Find the ratio of the area of two triangles $P$ and $Q$ are the midpoints of $AB$ and $BC$ respectively. $S$ and $T$ and the midpoints of $PR$ and $QR$. Find the ratio of area of $\triangle ABC$ and $\triangle PQR$

Don't forget to include your approach towards solving the question. Things to look out for.
My work. I can figure out ratio of area of $\triangle RST / \triangle RPQ = 1/4$. 
Same for the ratios of the area of $\triangle BQP/\triangle BCA =1/4$. Can't figure out what to do next. 
 A: Note that $|ST|=\frac{1}{2}|PQ|=\frac{1}{4}|AC|$ (see  G Cab's comment), and 
$$\frac{|\triangle ASP|}{|AS|}=\frac{|\triangle STR|}{|ST|}=\frac{|\triangle TCQ|}{|TC|}$$
(try to figure out why these equalities hold).
Therefore, since $|\triangle STR|=\frac{1}{4}|\triangle PQR|$, it follows
\begin{align}
|\triangle ASP|+|\triangle TCQ|
&=\frac{|AS|+|TC|}{|ST|}\cdot |\triangle STR|\\
&=\frac{|AC|-|ST|}{|ST|}\cdot |\triangle STR|\\
&=3|\triangle STR|=\frac{3}{4}|\triangle PQR|.
\end{align}
Finally $|\square PQCA|=\frac{3}{4}|\triangle ABC|$
and $|\square PQTS|=\frac{3}{4}|\triangle PQR|$, yield
$$\frac{3}{4}|\triangle ABC|=|\square PQCA|=(|\triangle ASP|+|\triangle TCQ|)
+|\square PQTS|=\frac{3}{2}|\triangle PQR|$$
that is the ratio $|\triangle ABC|/|\triangle PQR|$ is equal to $2$.
A: By the Midsegment Theorem, we know that $\overline{PQ}\parallel\overline{AC}$. Let's draw a couple more parallels, through $B$ and $R$.

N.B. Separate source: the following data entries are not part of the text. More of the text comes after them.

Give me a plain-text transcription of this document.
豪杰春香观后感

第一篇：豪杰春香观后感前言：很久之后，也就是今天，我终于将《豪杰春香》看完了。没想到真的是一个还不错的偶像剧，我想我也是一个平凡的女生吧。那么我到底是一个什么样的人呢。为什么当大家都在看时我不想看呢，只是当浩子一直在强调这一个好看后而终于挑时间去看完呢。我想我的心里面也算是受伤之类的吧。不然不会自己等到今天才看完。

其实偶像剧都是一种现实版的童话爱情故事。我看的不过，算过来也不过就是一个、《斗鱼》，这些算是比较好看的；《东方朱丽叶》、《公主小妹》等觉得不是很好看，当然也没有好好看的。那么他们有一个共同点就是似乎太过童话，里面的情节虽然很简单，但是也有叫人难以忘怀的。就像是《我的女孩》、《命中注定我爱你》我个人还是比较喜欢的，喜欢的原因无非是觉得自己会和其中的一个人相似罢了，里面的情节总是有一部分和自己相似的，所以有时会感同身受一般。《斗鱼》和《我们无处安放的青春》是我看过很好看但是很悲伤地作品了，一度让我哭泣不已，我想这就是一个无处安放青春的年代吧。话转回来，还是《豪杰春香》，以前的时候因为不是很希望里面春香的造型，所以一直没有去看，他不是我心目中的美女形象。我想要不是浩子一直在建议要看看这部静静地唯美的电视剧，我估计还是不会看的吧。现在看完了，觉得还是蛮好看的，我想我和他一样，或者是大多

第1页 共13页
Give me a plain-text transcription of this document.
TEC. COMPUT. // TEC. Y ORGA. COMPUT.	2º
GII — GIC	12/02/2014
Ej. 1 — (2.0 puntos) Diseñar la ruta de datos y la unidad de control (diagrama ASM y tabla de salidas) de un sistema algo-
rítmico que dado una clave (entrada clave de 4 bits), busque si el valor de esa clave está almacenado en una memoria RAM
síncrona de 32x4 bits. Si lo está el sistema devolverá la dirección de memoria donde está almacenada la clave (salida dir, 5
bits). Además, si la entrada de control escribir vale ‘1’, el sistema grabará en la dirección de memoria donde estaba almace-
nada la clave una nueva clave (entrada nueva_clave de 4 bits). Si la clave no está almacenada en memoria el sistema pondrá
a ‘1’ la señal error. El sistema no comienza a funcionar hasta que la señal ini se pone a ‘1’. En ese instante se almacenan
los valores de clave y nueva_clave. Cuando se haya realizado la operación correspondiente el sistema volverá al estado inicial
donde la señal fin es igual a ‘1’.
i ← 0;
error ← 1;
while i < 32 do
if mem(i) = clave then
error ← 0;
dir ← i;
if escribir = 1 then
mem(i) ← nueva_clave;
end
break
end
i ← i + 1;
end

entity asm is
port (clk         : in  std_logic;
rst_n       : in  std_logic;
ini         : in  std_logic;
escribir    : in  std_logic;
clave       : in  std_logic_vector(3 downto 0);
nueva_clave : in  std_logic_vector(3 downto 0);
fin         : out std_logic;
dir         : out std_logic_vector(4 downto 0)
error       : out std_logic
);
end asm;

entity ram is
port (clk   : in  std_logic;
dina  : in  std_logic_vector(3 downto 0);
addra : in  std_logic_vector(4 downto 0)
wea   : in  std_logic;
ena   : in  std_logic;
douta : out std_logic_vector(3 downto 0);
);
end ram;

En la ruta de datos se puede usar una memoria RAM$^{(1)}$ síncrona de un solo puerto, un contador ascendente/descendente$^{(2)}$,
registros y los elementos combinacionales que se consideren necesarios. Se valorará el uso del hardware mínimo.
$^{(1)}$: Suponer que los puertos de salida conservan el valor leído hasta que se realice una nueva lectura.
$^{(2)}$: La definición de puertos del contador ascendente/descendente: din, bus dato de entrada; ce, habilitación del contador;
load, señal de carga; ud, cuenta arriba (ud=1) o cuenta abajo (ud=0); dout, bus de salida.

Recall that families of parallel lines cut transversals in equal ratios. Since $\overleftrightarrow{PQ}$, $\overleftrightarrow{AC}$, $\overleftrightarrow{A^\prime C^\prime}$ cut $\overline{PR}$ (and $\overline{QR}$) equally, they cut $\overline{PA}$ and $\overline{QC}$ equally. We conclude that all four lines are equally-spaced, creating a trisected perpendicular $\overline{A^\prime B^\prime}$.
Thus, $\triangle ABC$ and $\triangle PQR$ have equal heights relative to bases $\overline{AC}$ and $\overline{PQ}$. Since, again by the Midsegment Theorem, $|\overline{AC}| = 2|\overline{PQ}|$, necessarily

$$|\triangle ABC| = 2|\triangle PQR|$$